The textbooks of Classes 9 and 10 in Rajasthan has glowing descriptions of the alleged contribution of Savarkar, and Hindutva leaders Deendayal Upadhyaya, M.S. Golwalkar and K.B. Hedgewar. In an attempt to impart a retrospective halo around Savarkar, the books hail him as a great revolutionary whose “lifelong sacrifices for the country’s Independence (are) beyond words”. What is wilfully suppressed is his grovelling apologies to the British from the jail in Andamans and his promise to work for the perpetuation of the British rule.

Similarly, Deendayal Upadhyay’s integral humanism is put on a par with the philosophy of the Mahatma. It leads Qaiser to quip: “If they want to serve his cause, they should probe his death. Who murdered him, and why?”

Even subaltern history is sought to be altered and viewed through the saffron lens. Earlier this year, chapters on class and caste struggle were deleted from the history books brought out by the National Council of Educational Research and Training (NCERT). Says Qaiser, “Saffronisaiton has been a consistent right-wing ideological assault on education. It is not always a direct attack, but it amounts to the same. For instance, the dropping of chapters on caste and class struggle from the Class 9 history books.

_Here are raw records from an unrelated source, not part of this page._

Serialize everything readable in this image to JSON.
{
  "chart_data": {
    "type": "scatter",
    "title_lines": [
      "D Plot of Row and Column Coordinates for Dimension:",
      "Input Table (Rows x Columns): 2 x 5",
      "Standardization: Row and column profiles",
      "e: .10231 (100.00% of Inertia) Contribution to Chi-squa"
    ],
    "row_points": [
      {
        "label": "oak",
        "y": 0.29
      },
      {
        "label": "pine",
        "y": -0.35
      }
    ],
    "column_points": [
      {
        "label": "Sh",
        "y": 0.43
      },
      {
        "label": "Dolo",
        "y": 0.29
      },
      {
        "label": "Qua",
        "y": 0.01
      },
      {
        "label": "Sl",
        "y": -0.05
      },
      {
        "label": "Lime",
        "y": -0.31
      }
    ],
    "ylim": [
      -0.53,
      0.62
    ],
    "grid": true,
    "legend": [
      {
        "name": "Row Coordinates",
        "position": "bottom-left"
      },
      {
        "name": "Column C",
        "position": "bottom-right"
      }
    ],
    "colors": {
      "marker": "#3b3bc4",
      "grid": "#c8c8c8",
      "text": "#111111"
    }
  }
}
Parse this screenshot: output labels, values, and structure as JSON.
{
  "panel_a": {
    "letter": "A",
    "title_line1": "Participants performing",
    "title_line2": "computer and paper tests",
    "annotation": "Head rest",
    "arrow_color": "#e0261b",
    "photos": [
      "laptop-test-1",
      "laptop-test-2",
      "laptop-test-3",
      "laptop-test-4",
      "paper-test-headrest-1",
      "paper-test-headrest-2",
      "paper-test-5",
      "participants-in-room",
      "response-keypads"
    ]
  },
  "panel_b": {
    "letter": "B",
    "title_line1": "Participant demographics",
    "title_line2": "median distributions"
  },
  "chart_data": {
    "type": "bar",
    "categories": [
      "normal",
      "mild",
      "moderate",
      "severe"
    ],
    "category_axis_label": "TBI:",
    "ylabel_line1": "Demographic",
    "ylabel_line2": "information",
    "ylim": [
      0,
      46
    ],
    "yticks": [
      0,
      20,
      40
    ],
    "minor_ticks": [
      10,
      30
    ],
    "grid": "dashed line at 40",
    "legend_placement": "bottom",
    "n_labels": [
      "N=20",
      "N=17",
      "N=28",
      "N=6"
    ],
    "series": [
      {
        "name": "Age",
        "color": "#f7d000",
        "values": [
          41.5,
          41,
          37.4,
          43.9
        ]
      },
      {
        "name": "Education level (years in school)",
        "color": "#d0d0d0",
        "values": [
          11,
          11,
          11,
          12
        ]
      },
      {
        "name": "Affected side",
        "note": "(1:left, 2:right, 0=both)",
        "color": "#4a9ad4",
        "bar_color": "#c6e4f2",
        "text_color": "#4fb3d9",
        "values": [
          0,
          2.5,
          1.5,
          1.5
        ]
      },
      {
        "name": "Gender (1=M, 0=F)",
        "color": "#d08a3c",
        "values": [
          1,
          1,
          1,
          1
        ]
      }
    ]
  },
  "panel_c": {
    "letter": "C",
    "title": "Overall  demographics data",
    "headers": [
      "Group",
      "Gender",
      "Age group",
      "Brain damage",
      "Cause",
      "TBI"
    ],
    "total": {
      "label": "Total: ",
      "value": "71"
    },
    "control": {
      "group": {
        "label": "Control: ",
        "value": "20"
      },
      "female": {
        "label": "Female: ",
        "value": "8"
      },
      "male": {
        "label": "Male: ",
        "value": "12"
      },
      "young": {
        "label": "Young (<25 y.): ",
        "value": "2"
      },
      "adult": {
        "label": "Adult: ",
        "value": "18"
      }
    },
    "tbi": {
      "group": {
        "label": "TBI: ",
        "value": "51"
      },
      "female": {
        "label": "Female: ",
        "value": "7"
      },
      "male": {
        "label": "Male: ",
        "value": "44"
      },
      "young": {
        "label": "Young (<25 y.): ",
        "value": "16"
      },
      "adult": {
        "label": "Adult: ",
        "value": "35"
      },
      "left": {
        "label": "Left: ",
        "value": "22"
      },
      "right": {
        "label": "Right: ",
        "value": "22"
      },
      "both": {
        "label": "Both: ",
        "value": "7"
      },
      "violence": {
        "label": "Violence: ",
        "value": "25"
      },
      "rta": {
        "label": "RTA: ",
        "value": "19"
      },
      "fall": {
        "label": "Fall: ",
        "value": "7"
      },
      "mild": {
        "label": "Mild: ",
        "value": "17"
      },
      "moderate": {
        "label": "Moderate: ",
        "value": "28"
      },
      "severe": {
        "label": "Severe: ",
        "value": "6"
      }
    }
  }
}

They are trying to sweep under the carpet the uncomfortable truth of caste hierarchy and its inherent exploitation of the poor, the so-called low born, the perenially deprived.”

In these times, dark and desultory, Hemu, not Tipu, is projected as a hero, Ranapratap, not Akbar, is shown as the winner. No wonder, BJP leader Mahesh Sharma even had the audacity to say that former President A.P.J. Abdul Kalam “was a nationalist despite being a Muslim”. Clearly, in the saffron mindset, there is only one way of being an Indian. “They are trying to raise the height of some really small people by putting them on a pedestal. It does not work,” says Qaiser.

The BJP’s manifesto in 2014 promised “equality of opportunity—equality in access and success” to all learners, including increasing public spending on education to 6 per cent of the GDP. But its policies action show it has no intention of honouring the promises it made. The 2019 manifesto is expected to be no different.